Il fatto è che da 40 anni la domanda petrolifera continua a crescere del 2-3% l’anno (oggi il mercato mondiale è sui cento milioni di barili). Il 97% dei trasporti (automobili, camion, pullman) va ancora con i derivati dal petrolio, e questi rappresentano un quarto del mercato totale dell’energia. Una spinta al ribasso del prezzo del greggio, non così ampia come indicherebbero i future ma comunque visibile, dovevano darla le politiche “green”. Ma anche qui le cose stanno andando in un’altra direzione. «L’Europa ma più in generale tutta la comunità internazionale si erano impegnate su un percorso di progressiva decarbonizzazione che avrebbe portato a una riduzione del consumo di greggio», dice l’ambasciatore Ferdinando Nelli Feroci, che è stato anche Commissario europeo e oggi presiede l’Istituto affari internazionali. «La guerra in Ucraina, con le sue conseguenze su prezzi e disponibilità delle fonti fossili, ha rimesso in discussione obiettivi e scadenze della transizione energetica. La priorità è quella di riuscire a risolvere un “trilemma”: conciliare la transizione energetica con la sicurezza energetica e con prezzi che ci consentano di mantenere le aspettative di crescita delle nostre economie. In un simile contesto appare più che verosimile che il greggio (e ancora di più il gas) continuerà ancora per molti anni ad essere una fonte irrinunciabile».

 

La guerra ha sconvolto le previsioni al punto di imporre la riapertura delle centrali a carbone per fronteggiare le carenze di forniture russe. Nessuno scommette più che i tempi della transizione ecologica (che avrebbe come obiettivo “zero emissioni” nel 2050) verranno rispettati. Senonché la transizione riguarda essenzialmente l’Europa, con l’America di fatto, anche se sono passati i niet di Trump, riottosa ad unirsi.

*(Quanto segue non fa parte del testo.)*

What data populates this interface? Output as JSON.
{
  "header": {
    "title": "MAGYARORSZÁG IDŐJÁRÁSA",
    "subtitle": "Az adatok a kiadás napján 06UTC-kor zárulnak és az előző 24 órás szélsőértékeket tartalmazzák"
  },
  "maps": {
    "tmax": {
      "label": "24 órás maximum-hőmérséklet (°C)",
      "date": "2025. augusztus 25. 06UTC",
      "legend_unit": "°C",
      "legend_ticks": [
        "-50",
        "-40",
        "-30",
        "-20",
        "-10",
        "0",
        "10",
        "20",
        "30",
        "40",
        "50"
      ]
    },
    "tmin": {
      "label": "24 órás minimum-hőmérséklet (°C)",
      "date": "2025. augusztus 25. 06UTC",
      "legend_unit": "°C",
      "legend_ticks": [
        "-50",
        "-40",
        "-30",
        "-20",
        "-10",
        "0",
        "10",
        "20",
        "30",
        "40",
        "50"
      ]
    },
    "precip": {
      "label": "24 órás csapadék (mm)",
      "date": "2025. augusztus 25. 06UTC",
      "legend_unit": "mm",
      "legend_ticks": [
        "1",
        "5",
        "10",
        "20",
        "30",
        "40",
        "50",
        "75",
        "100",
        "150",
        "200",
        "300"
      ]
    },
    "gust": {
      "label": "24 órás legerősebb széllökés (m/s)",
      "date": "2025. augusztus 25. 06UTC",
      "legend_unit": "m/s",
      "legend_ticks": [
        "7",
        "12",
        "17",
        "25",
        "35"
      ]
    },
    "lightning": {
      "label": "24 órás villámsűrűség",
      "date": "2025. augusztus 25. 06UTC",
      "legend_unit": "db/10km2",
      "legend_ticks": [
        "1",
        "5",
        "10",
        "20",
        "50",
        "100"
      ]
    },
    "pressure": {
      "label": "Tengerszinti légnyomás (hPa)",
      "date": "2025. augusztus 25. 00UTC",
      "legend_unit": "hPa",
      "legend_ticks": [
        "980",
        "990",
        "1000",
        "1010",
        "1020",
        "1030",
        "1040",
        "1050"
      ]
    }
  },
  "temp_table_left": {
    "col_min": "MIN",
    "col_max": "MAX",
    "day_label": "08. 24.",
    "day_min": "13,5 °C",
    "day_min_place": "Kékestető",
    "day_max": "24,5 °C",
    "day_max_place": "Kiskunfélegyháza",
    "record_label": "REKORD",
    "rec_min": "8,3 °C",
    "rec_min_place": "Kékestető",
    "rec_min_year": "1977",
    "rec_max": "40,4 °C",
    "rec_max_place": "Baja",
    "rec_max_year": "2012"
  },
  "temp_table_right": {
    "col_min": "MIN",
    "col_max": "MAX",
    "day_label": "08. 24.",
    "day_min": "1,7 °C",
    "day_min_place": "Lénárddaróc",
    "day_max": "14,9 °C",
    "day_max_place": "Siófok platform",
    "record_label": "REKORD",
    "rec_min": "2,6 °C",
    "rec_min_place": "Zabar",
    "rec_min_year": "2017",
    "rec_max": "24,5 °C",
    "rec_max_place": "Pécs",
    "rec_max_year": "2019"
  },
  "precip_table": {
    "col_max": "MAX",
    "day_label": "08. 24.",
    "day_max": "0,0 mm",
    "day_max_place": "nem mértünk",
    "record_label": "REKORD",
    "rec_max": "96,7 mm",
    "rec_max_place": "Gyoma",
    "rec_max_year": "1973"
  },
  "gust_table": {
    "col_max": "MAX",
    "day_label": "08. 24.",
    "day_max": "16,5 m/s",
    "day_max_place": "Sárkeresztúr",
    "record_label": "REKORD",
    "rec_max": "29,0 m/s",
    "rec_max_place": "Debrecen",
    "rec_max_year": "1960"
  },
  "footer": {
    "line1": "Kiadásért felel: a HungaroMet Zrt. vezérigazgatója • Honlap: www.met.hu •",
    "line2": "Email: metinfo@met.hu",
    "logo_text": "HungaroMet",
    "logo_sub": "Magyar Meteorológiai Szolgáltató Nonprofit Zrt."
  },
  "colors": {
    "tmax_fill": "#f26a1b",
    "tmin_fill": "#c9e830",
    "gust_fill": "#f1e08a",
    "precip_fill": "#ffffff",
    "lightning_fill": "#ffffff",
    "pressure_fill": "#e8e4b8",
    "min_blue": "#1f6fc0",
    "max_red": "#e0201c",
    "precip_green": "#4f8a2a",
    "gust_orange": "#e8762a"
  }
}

Secondo l’ultimo rapporto del Global Carbon Project l’Europa è responsabile dell’emissione di 2,9 Gigatonnellate di CO2 (una Gigatonnellata è 1 miliardo di tonnellate), pari al 9,6% delle emissioni globali e in netto calo rispetto alle 3,5 Gt del 2017. Di questo passo, la riduzione sarebbe rimarchevole, solo che dall’altro 90,4% del mondo le notizie sono tutt’altro che confortanti: la Cina ha detto che per lei prima del 2060 di “net zero” non si parla, e l’America procede senza soluzione di continuità, tant’è vero che l’uomo più potente del mondo è andato a casa del “demonio” per chiedere aiuto.